11. Could you please explain, why {1,2,3} is open?

12. Originally Posted by saxash
Could you please explain, why {1,2,3} is open?
Because it is the open ball of radius 1.5 around 2. Every set in the discrete topology/metric is open and closed.

13. I have a solution for the 4.problem. But I don't have any idea about how to solve 5. problem.

Solution for 4.pr.:
$\overline{Y}=\{x:inf\{\|x-y\|\}=0, \ y\in Y\}$. If $y \notin Y \Rightarrow y \in intCY \Rightarrow \overline{Y}= CintCY$. As intCY is the biggest opened subspace of CT (by definition of the interior), then $\overline{Y}$ is smallest closed subset which includes Y, because complement of the open space is closed space.

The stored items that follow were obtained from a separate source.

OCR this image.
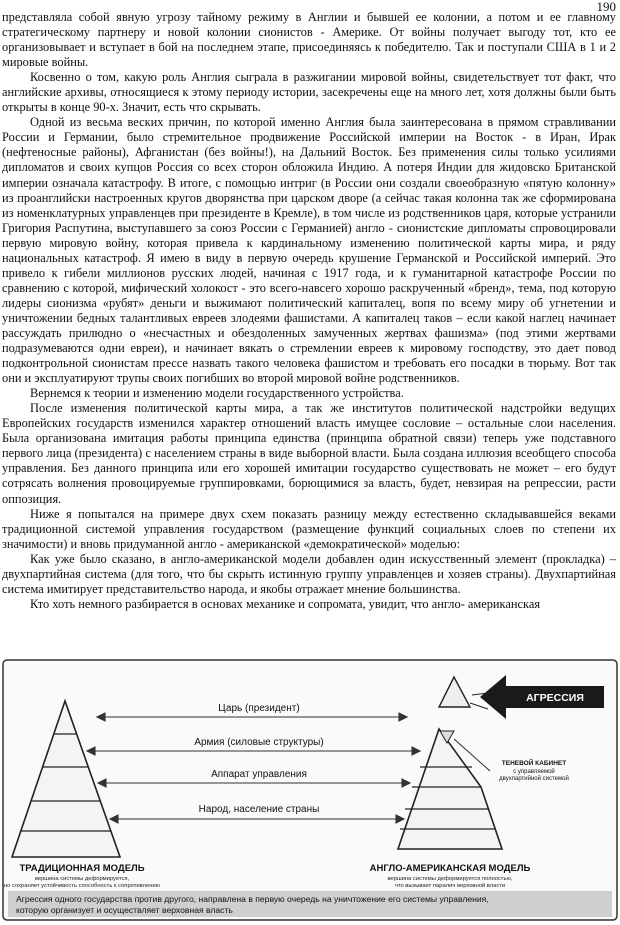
190

представляла собой явную угрозу тайному режиму в Англии и бывшей ее колонии, а потом и ее главному стратегическому партнеру и новой колонии сионистов - Америке. От войны получает выгоду тот, кто ее организовывает и вступает в бой на последнем этапе, присоединяясь к победителю. Так и поступали США в 1 и 2 мировые войны.

Косвенно о том, какую роль Англия сыграла в разжигании мировой войны, свидетельствует тот факт, что английские архивы, относящиеся к этому периоду истории, засекречены еще на много лет, хотя должны были быть открыты в конце 90-х. Значит, есть что скрывать.

Одной из весьма веских причин, по которой именно Англия была заинтересована в прямом стравливании России и Германии, было стремительное продвижение Российской империи на Восток - в Иран, Ирак (нефтеносные районы), Афганистан (без войны!), на Дальний Восток. Без применения силы только усилиями дипломатов и своих купцов Россия со всех сторон обложила Индию. А потеря Индии для жидовско Британской империи означала катастрофу. В итоге, с помощью интриг (в России они создали своеобразную «пятую колонну» из проанглийски настроенных кругов дворянства при царском дворе (а сейчас такая колонна так же сформирована из номенклатурных управленцев при президенте в Кремле), в том числе из родственников царя, которые устранили Григория Распутина, выступавшего за союз России с Германией) англо - сионистские дипломаты спровоцировали первую мировую войну, которая привела к кардинальному изменению политической карты мира, и ряду национальных катастроф. Я имею в виду в первую очередь крушение Германской и Российской империй. Это привело к гибели миллионов русских людей, начиная с 1917 года, и к гуманитарной катастрофе России по сравнению с которой, мифический холокост - это всего-навсего хорошо раскрученный «бренд», тема, под которую лидеры сионизма «рубят» деньги и выжимают политический капиталец, вопя по всему миру об угнетении и уничтожении бедных талантливых евреев злодеями фашистами. А капиталец таков – если какой наглец начинает рассуждать прилюдно о «несчастных и обездоленных замученных жертвах фашизма» (под этими жертвами подразумеваются одни евреи), и начинает вякать о стремлении евреев к мировому господству, это дает повод подконтрольной сионистам прессе назвать такого человека фашистом и требовать его посадки в тюрьму. Вот так они и эксплуатируют трупы своих погибших во второй мировой войне родственников.

Вернемся к теории и изменению модели государственного устройства.

После изменения политической карты мира, а так же институтов политической надстройки ведущих Европейских государств изменился характер отношений власть имущее сословие – остальные слои населения. Была организована имитация работы принципа единства (принципа обратной связи) теперь уже подставного первого лица (президента) с населением страны в виде выборной власти. Была создана иллюзия всеобщего способа управления. Без данного принципа или его хорошей имитации государство существовать не может – его будут сотрясать волнения провоцируемые группировками, борющимися за власть, будет, невзирая на репрессии, расти оппозиция.

Ниже я попытался на примере двух схем показать разницу между естественно складывавшейся веками традиционной системой управления государством (размещение функций социальных слоев по степени их значимости) и вновь придуманной англо - американской «демократической» моделью:

Как уже было сказано, в англо-американской модели добавлен один искусственный элемент (прокладка) – двухпартийная система (для того, что бы скрыть истинную группу управленцев и хозяев страны). Двухпартийная система имитирует представительство народа, и якобы отражает мнение большинства.

Кто хоть немного разбирается в основах механике и сопромата, увидит, что англо- американская

Царь (президент)
Армия (силовые структуры)
Аппарат управления
Народ, население страны
АГРЕССИЯ
ТЕНЕВОЙ КАБИНЕТ
с управляемой
двухпартийной системой
ТРАДИЦИОННАЯ МОДЕЛЬ
вершина системы деформируется,
но сохраняет устойчивость способность к сопротивлению
АНГЛО-АМЕРИКАНСКАЯ МОДЕЛЬ
вершина системы деформируется полностью,
что вызывает паралич верховной власти
Агрессия одного государства против другого, направлена в первую очередь на уничтожение его системы управления,
которую организует и осуществляет верховная власть
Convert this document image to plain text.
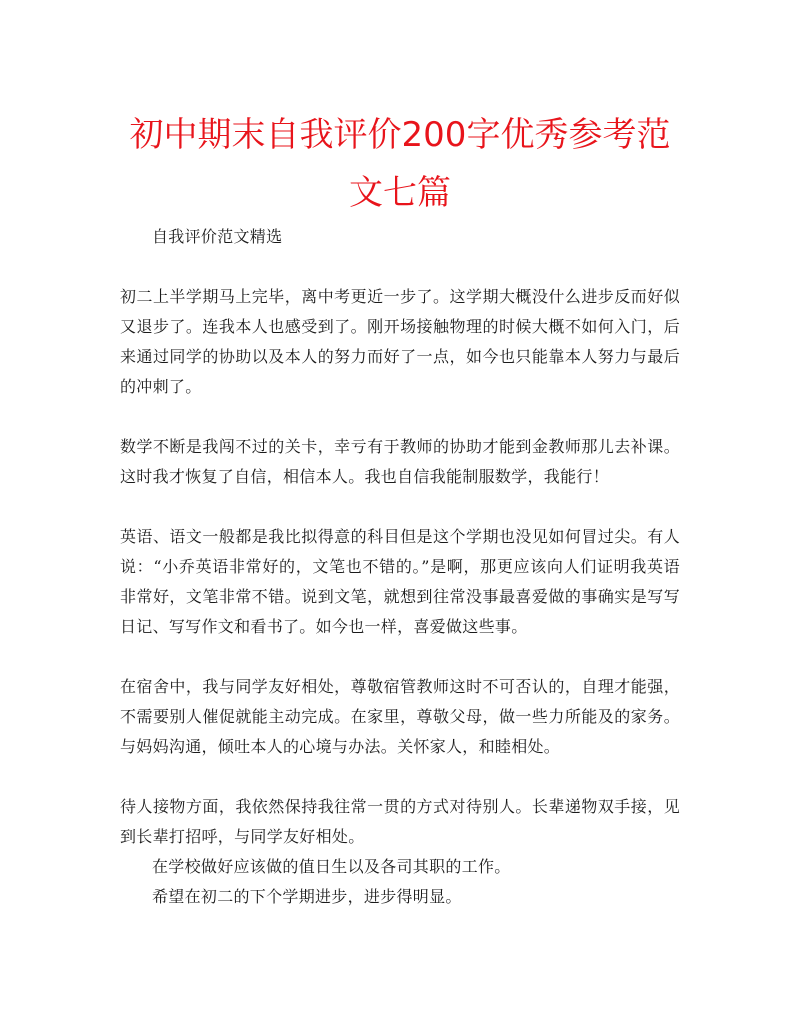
初中期末自我评价200字优秀参考范文七篇

自我评价范文精选

初二上半学期马上完毕，离中考更近一步了。这学期大概没什么进步反而好似又退步了。连我本人也感受到了。刚开场接触物理的时候大概不如何入门，后来通过同学的协助以及本人的努力而好了一点，如今也只能靠本人努力与最后的冲刺了。

数学不断是我闯不过的关卡，幸亏有于教师的协助才能到金教师那儿去补课。这时我才恢复了自信，相信本人。我也自信我能制服数学，我能行！

英语、语文一般都是我比拟得意的科目但是这个学期也没见如何冒过尖。有人说：“小乔英语非常好的，文笔也不错的。”是啊，那更应该向人们证明我英语非常好，文笔非常不错。说到文笔，就想到往常没事最喜爱做的事确实是写写日记、写写作文和看书了。如今也一样，喜爱做这些事。

在宿舍中，我与同学友好相处，尊敬宿管教师这时不可否认的，自理才能强，不需要别人催促就能主动完成。在家里，尊敬父母，做一些力所能及的家务。与妈妈沟通，倾吐本人的心境与办法。关怀家人，和睦相处。

待人接物方面，我依然保持我往常一贯的方式对待别人。长辈递物双手接，见到长辈打招呼，与同学友好相处。

在学校做好应该做的值日生以及各司其职的工作。

希望在初二的下个学期进步，进步得明显。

14. Pick $x,y \in \overline{K}$ and $t\in [0,1]$, then there are two sequences $\{x_n\}_{n\geq1}, \{y_n\}_{n\geq1} \subset K$ such that $x_n \rightarrow x, y_n\rightarrow y$, so we have for each n $t x_n+(1-t)y_n \in K$ by convexity of K. As the closure of K contains all the limit points of K, tending to the limit we see that $t x+(1-t) y \in \overline{K}$.